Üniversitelerinize ilim zihniyeti değil de geçim derdi yahut siyasî ikballer hâkimse sadece ilmî faaliyetler değil, hak-hukuk, demokrasi, eşitlik, insan hakları vb. evrensel değerler de farkında olmadan elinizden kayar gider.

"Gidişat gerçekten kötü mü?" diyeceksiniz. Her akşam açık oturumlarda konuşan "Prof., Doç." unvanlı zevatın konuşmalarını dinledikçe, hatta "milletvekili" ve "bakan" düzeyinde toplumu temsil eden akademisyenlerin konuşmalarına, liderleri karşısında iki büklüm duruşlarına baktıkça üniversitelerimiz adına üzülüyor, mahçup oluyoruz. Ya sizler?..
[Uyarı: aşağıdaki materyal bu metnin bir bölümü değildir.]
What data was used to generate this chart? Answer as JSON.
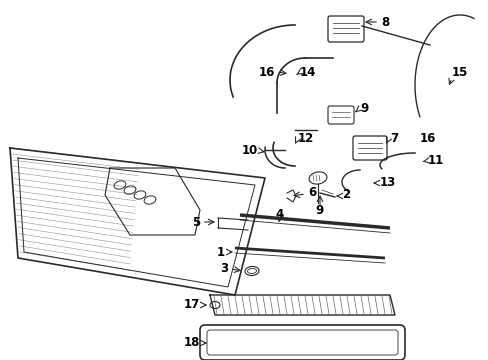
{
  "bg_color": "#ffffff",
  "line_color": "#2a2a2a",
  "fig_width": 4.89,
  "fig_height": 3.6,
  "dpi": 100
}
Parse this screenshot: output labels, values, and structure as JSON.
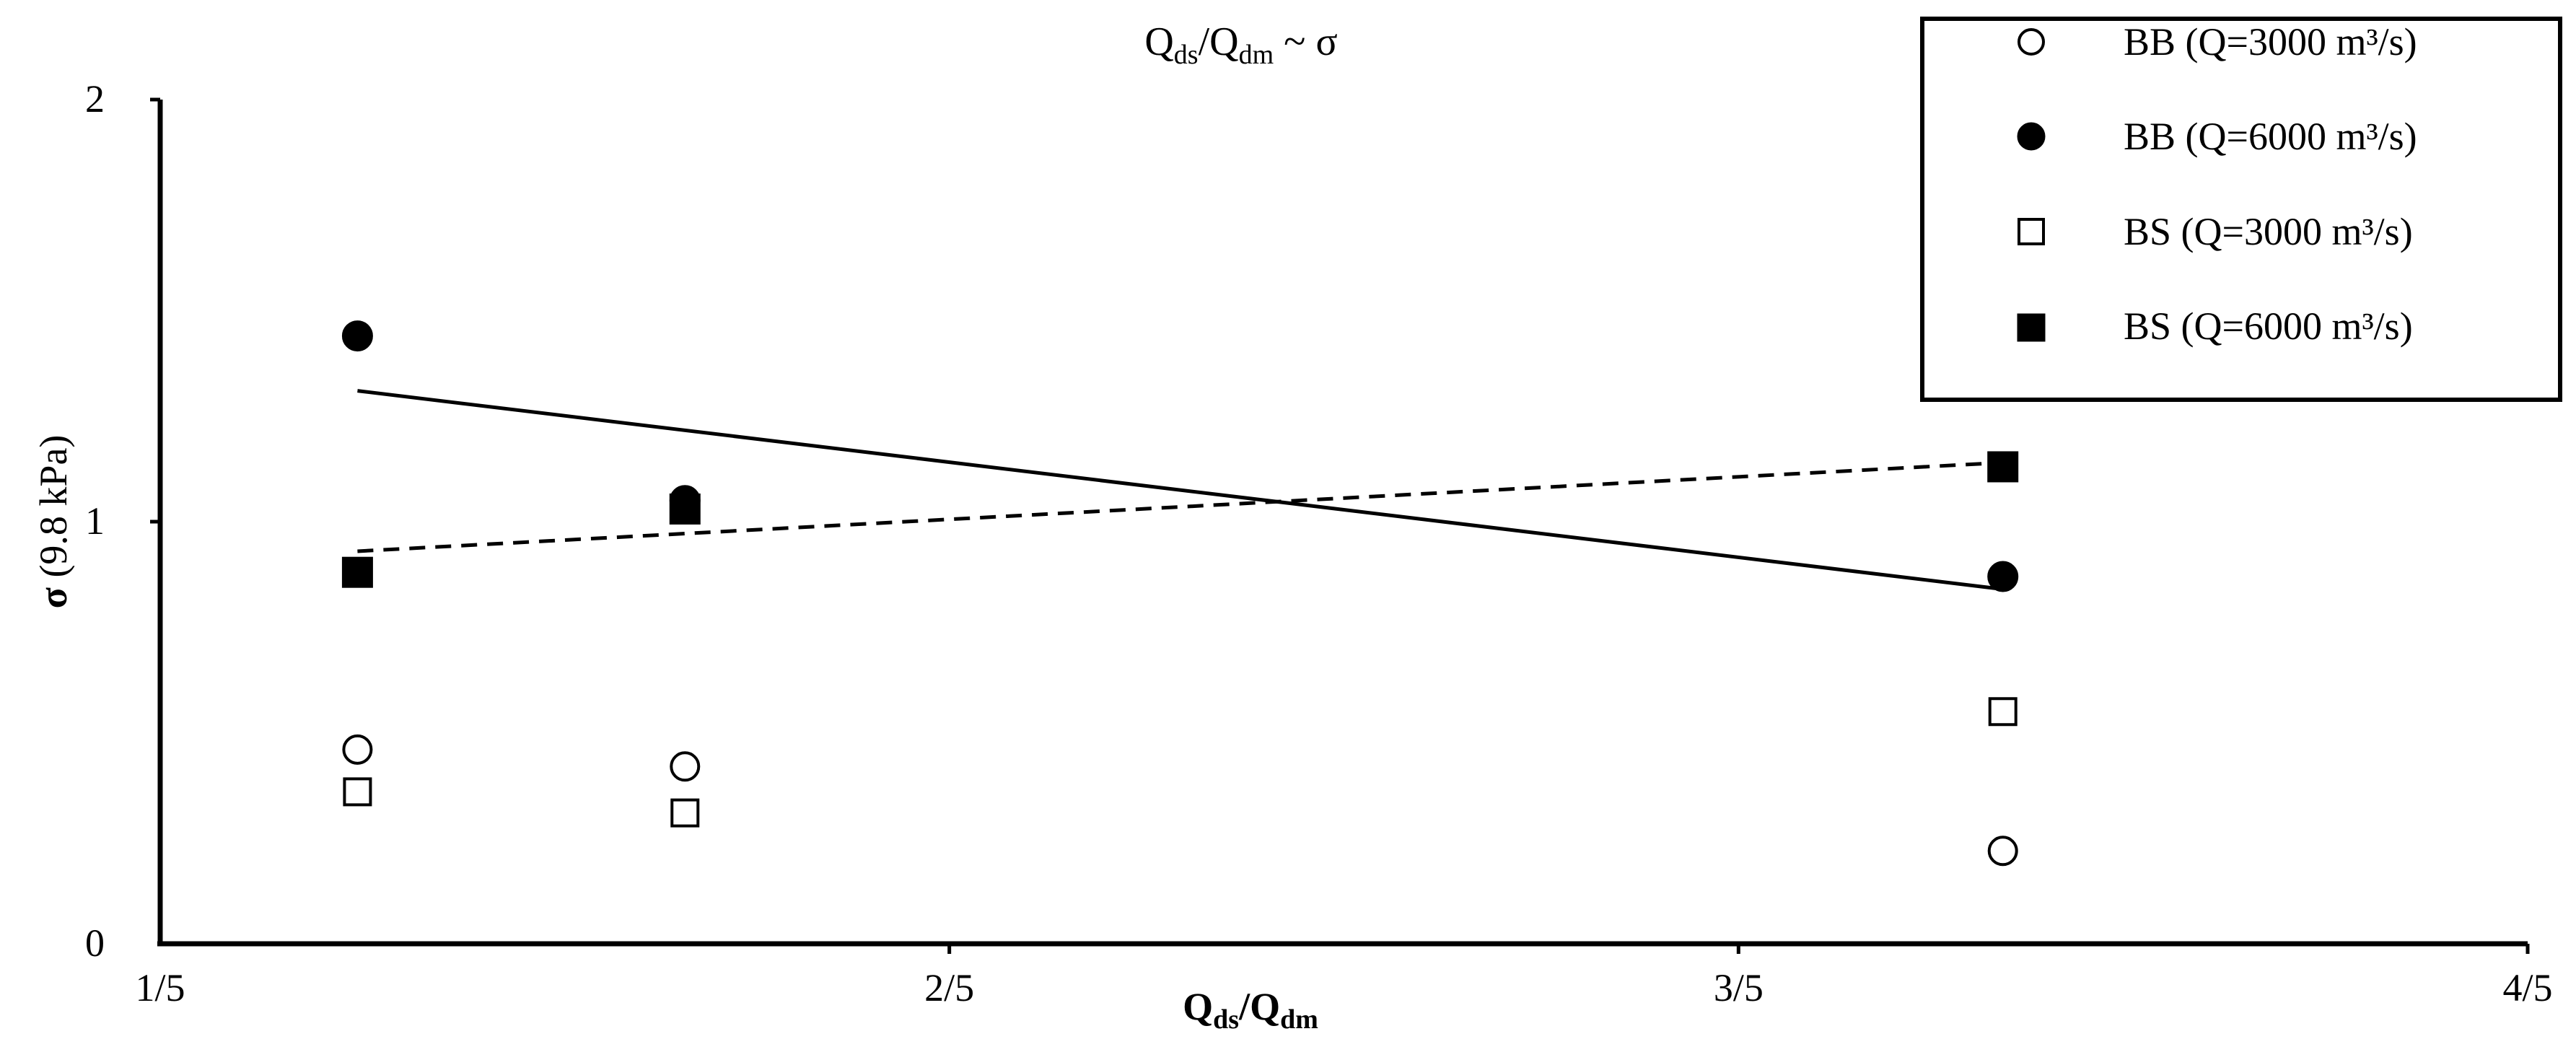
{
  "chart_data": {
    "type": "scatter",
    "title_main": "Q",
    "title_sub1": "ds",
    "title_mid": "/Q",
    "title_sub2": "dm",
    "title_tail": " ~ σ",
    "xlabel_main": "Q",
    "xlabel_sub1": "ds",
    "xlabel_mid": "/Q",
    "xlabel_sub2": "dm",
    "ylabel_symbol": "σ",
    "ylabel_unit": " (9.8 kPa)",
    "xlim": [
      0.2,
      0.8
    ],
    "ylim": [
      0,
      2
    ],
    "x_ticks": [
      {
        "value": 0.2,
        "label": "1/5"
      },
      {
        "value": 0.4,
        "label": "2/5"
      },
      {
        "value": 0.6,
        "label": "3/5"
      },
      {
        "value": 0.8,
        "label": "4/5"
      }
    ],
    "y_ticks": [
      {
        "value": 0,
        "label": "0"
      },
      {
        "value": 1,
        "label": "1"
      },
      {
        "value": 2,
        "label": "2"
      }
    ],
    "grid": false,
    "legend_position": "top-right",
    "series": [
      {
        "name": "BB (Q=3000 m³/s)",
        "marker": "circle",
        "filled": false,
        "points": [
          [
            0.25,
            0.46
          ],
          [
            0.333,
            0.42
          ],
          [
            0.667,
            0.22
          ]
        ]
      },
      {
        "name": "BB (Q=6000 m³/s)",
        "marker": "circle",
        "filled": true,
        "points": [
          [
            0.25,
            1.44
          ],
          [
            0.333,
            1.05
          ],
          [
            0.667,
            0.87
          ]
        ]
      },
      {
        "name": "BS (Q=3000 m³/s)",
        "marker": "square",
        "filled": false,
        "points": [
          [
            0.25,
            0.36
          ],
          [
            0.333,
            0.31
          ],
          [
            0.667,
            0.55
          ]
        ]
      },
      {
        "name": "BS (Q=6000 m³/s)",
        "marker": "square",
        "filled": true,
        "points": [
          [
            0.25,
            0.88
          ],
          [
            0.333,
            1.03
          ],
          [
            0.667,
            1.13
          ]
        ]
      }
    ],
    "trendlines": [
      {
        "style": "solid",
        "points": [
          [
            0.25,
            1.31
          ],
          [
            0.667,
            0.84
          ]
        ]
      },
      {
        "style": "dashed",
        "points": [
          [
            0.25,
            0.93
          ],
          [
            0.667,
            1.14
          ]
        ]
      }
    ]
  }
}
Koca Ragıp Paşa doğru söylüyor:

"Meşhurdur ki fısk ile olmaz cihân harab//Eyler anı müdâhane-i âlimân harab"  (Dünyayı harap eden fitne-fesat değil, bilginlerin dalkavukluğudur.)

                                                   ***

Haftanın atasözü: Dalkavukluğa da baht gerek.